Yeah... I know it's sad, but I don't understand it, I'm doing math by correspondence and I don't have anyone to help me with it, I've watched up like 10 videos and at least read four guides but I still don't get it.
I've been in this calculus for 2 weeks now and I figured I skip it and coast off everything else, however, I got an assignment
for example I don't even know how to start with this question:
Use mathematical induction to prove that each formula is valid for all positive integral values of n.
-(1/2)-(1/4)-(1/8)-....-(1/2n)=1/2n-1 n∈N
I can do everything until the (k+1)=n part, I understand that K+1 is supposed represent the next part in the sequence algebraically but I get confused on how to show that and simplify.
Let's take this in two parts.
First, the concept. There is something we want to prove, P, about all integers \(\displaystyle \ge\) j. So we first prove that P is true for j. Now, because it is true for j, that shows that there are one or more integers that are equal or larger than j for which P is true. With me so far? Now we choose an arbitrary one of those integers, k. But that means that P is true for k. This is all we know about k: it is an integer, P is true about it, and it is not less than j. We can use any or all those three facts in our proof. We now prove that P is true of k + 1, which is also an integer not less than j. We then say axiomatically P is true for all integers not less than j. Why does the axiom make sense? Let's say that j = 1. By our first step in the proof, we proved P true for 1. By our second step in the proof, we have shown that P is true for 1 + 1 = 2, but that means it is true for 2 + 1 = 3, which in turn makes it true for 3 + 1 = 4, and consequently true for 4 + 1 = 5, and so on without end. Is this concept clear in your mind?

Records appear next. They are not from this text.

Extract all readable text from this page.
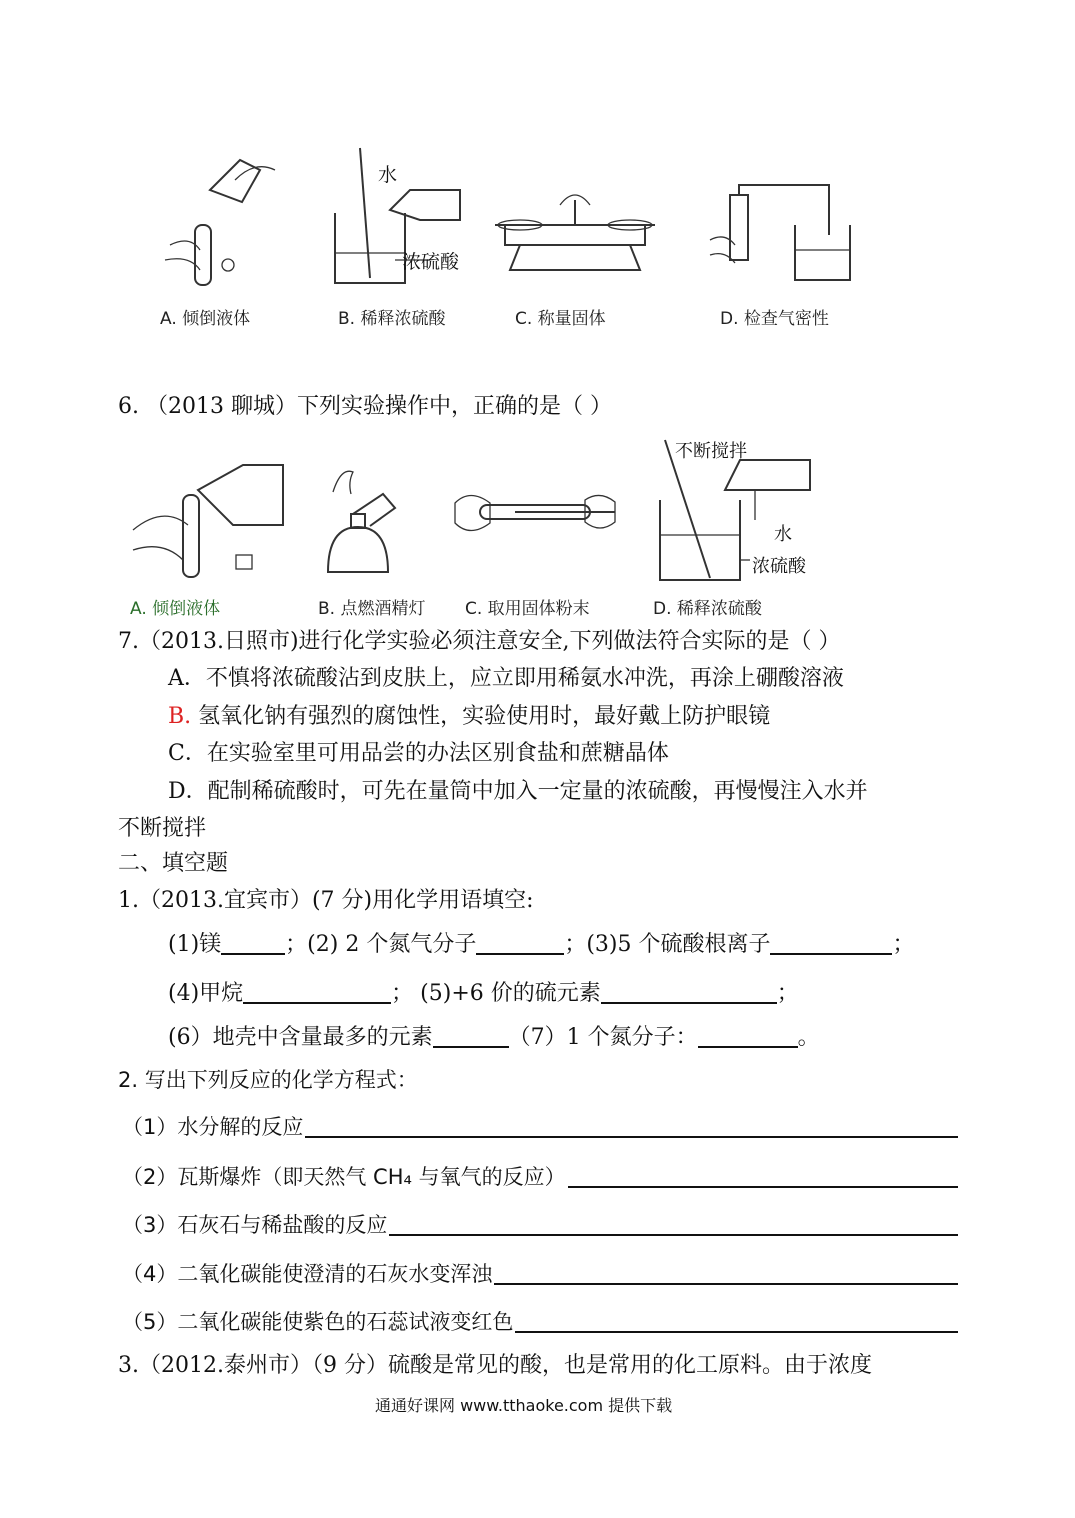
水
浓硫酸
A. 倾倒液体	B. 稀释浓硫酸	C. 称量固体	D. 检查气密性
6. （2013 聊城）下列实验操作中，正确的是（ ）
不断搅拌
水
浓硫酸
A. 倾倒液体	B. 点燃酒精灯 C. 取用固体粉末	D. 稀释浓硫酸
7.（2013.日照市)进行化学实验必须注意安全,下列做法符合实际的是（ ）
A．不慎将浓硫酸沾到皮肤上，应立即用稀氨水冲洗，再涂上硼酸溶液
B. 氢氧化钠有强烈的腐蚀性，实验使用时，最好戴上防护眼镜
C．在实验室里可用品尝的办法区别食盐和蔗糖晶体
D．配制稀硫酸时，可先在量筒中加入一定量的浓硫酸，再慢慢注入水并
不断搅拌
二、填空题
1.（2013.宜宾市）(7 分)用化学用语填空:
(1)镁	；(2) 2 个氮气分子	；(3)5 个硫酸根离子	；
(4)甲烷	； (5)+6 价的硫元素	；
(6）地壳中含量最多的元素	（7）1 个氮分子：	。
2. 写出下列反应的化学方程式：
（1）水分解的反应
（2）瓦斯爆炸（即天然气 CH₄ 与氧气的反应）
（3）石灰石与稀盐酸的反应
（4）二氧化碳能使澄清的石灰水变浑浊
（5）二氧化碳能使紫色的石蕊试液变红色
3.（2012.泰州市）（9 分）硫酸是常见的酸，也是常用的化工原料。由于浓度
通通好课网 www.tthaoke.com 提供下载
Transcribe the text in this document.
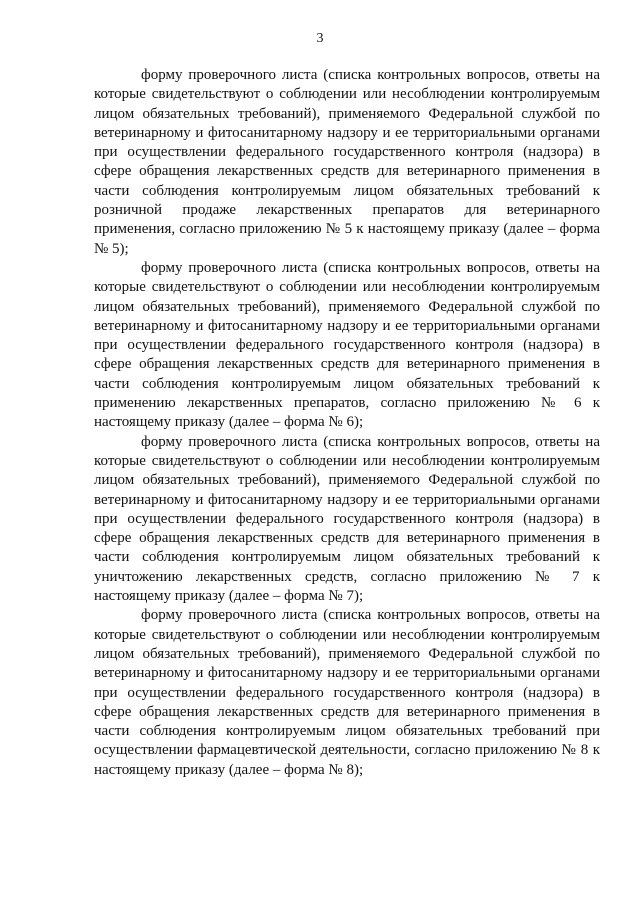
3

форму проверочного листа (списка контрольных вопросов, ответы на которые свидетельствуют о соблюдении или несоблюдении контролируемым лицом обязательных требований), применяемого Федеральной службой по ветеринарному и фитосанитарному надзору и ее территориальными органами при осуществлении федерального государственного контроля (надзора) в сфере обращения лекарственных средств для ветеринарного применения в части соблюдения контролируемым лицом обязательных требований к розничной продаже лекарственных препаратов для ветеринарного применения, согласно приложению № 5 к настоящему приказу (далее – форма № 5);

форму проверочного листа (списка контрольных вопросов, ответы на которые свидетельствуют о соблюдении или несоблюдении контролируемым лицом обязательных требований), применяемого Федеральной службой по ветеринарному и фитосанитарному надзору и ее территориальными органами при осуществлении федерального государственного контроля (надзора) в сфере обращения лекарственных средств для ветеринарного применения в части соблюдения контролируемым лицом обязательных требований к применению лекарственных препаратов, согласно приложению № 6 к настоящему приказу (далее – форма № 6);

форму проверочного листа (списка контрольных вопросов, ответы на которые свидетельствуют о соблюдении или несоблюдении контролируемым лицом обязательных требований), применяемого Федеральной службой по ветеринарному и фитосанитарному надзору и ее территориальными органами при осуществлении федерального государственного контроля (надзора) в сфере обращения лекарственных средств для ветеринарного применения в части соблюдения контролируемым лицом обязательных требований к уничтожению лекарственных средств, согласно приложению № 7 к настоящему приказу (далее – форма № 7);

форму проверочного листа (списка контрольных вопросов, ответы на которые свидетельствуют о соблюдении или несоблюдении контролируемым лицом обязательных требований), применяемого Федеральной службой по ветеринарному и фитосанитарному надзору и ее территориальными органами при осуществлении федерального государственного контроля (надзора) в сфере обращения лекарственных средств для ветеринарного применения в части соблюдения контролируемым лицом обязательных требований при осуществлении фармацевтической деятельности, согласно приложению № 8 к настоящему приказу (далее – форма № 8);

Second, mechanics. With respect to proving the first step, this is usually not difficult, but it may require creativity. The second step is usually much tougher. There may be many ways to proceed, but one that I have frequently found helpful is this.
Let's say P is of the the form f(n) = g(n). Now P is true of k so f(k) = g(k).
Express f(k + 1) in terms of k. Express g(k + 1) in terms of k. They should be equal in terms of k. This is very abstract so I have an example. Look out for typos.
Prove \(\displaystyle If\ n\ \in \mathbb Z\ and\ n \ge 1,\ then\ \displaystyle \sum_{i=1}^n(2i-1)^2 = \dfrac{4n^3 - n}{3}.\) j is 1.
Step 1: \(\displaystyle \displaystyle \sum_{i=1}^1(2i-1)^2 = 1^2 = 1 = \dfrac{3}{3} = \dfrac{4 - 1}{3} = \dfrac{4 * 1^3 - 1}{3}.\) True of 1.
Step 2: \(\displaystyle \exists\ k\ such\ that\ k \in \mathbb Z,\ k \ge 1,\ and\ \displaystyle \sum_{i=1}^k(2i-1)^2 = \dfrac{4k^3 - k}{3}.\) With me to here?
Now I want to express \(\displaystyle \displaystyle \sum_{i=1}^{k+1}(2i-1)^2\ in\ terms\ of\ k.\)
That is not too hard because:
\(\displaystyle \displaystyle \sum_{i=1}^{k+1}(2i-1)^2 = \{2(k + 1) - 1\}^2 + \sum_{i=1}^k(2i-1)^2 = (2k + 1)^2 +\dfrac{4k^3 - k}{3} = 4k^2 + 4k + 1 + \dfrac{4k^3 - k}{3} = \dfrac{4k^3 + 12k^2 + 11k + 3}{3}.\)
Next I want to express \(\displaystyle \dfrac{2(k + 1)^3 - (k + 1)}{3}\ in\ terms\ of\ k.\)
This too is just algebra:
\(\displaystyle \dfrac{4(k + 1)^3 - (k + 1)}{3} = \dfrac{4(k^3 + 3k^2 + 3k + 1) - k - 1}{3} = \dfrac{4k^3 + 12k^2 + 11k + 3}{3}.\)
\(\displaystyle \displaystyle \sum_{i=1}^{k+1}(2i-1)^2 = \dfrac{4k^3 + 12k^2 + 11k + 3}{3} = \dfrac{4(k + 1)^3 - (k + 1)}{3} \implies\)
\(\displaystyle \displaystyle \sum_{i=1}^{k+1}(2i-1)^2 = \dfrac{4(k + 1)^3 - (k + 1)}{3} \implies\)
\(\displaystyle n \in \mathbb \ Z\ and\ n \ge 1 \implies \displaystyle \sum_{i=1}^n(2i-1)^2 = \dfrac{4n^3 - n}{3}.\ QED.\)
I do not guarantee that this is the most efficient method, but it works often enough for me.
So give your problem a try, and show us your work if you get stuck. It comes in time. You'll get it.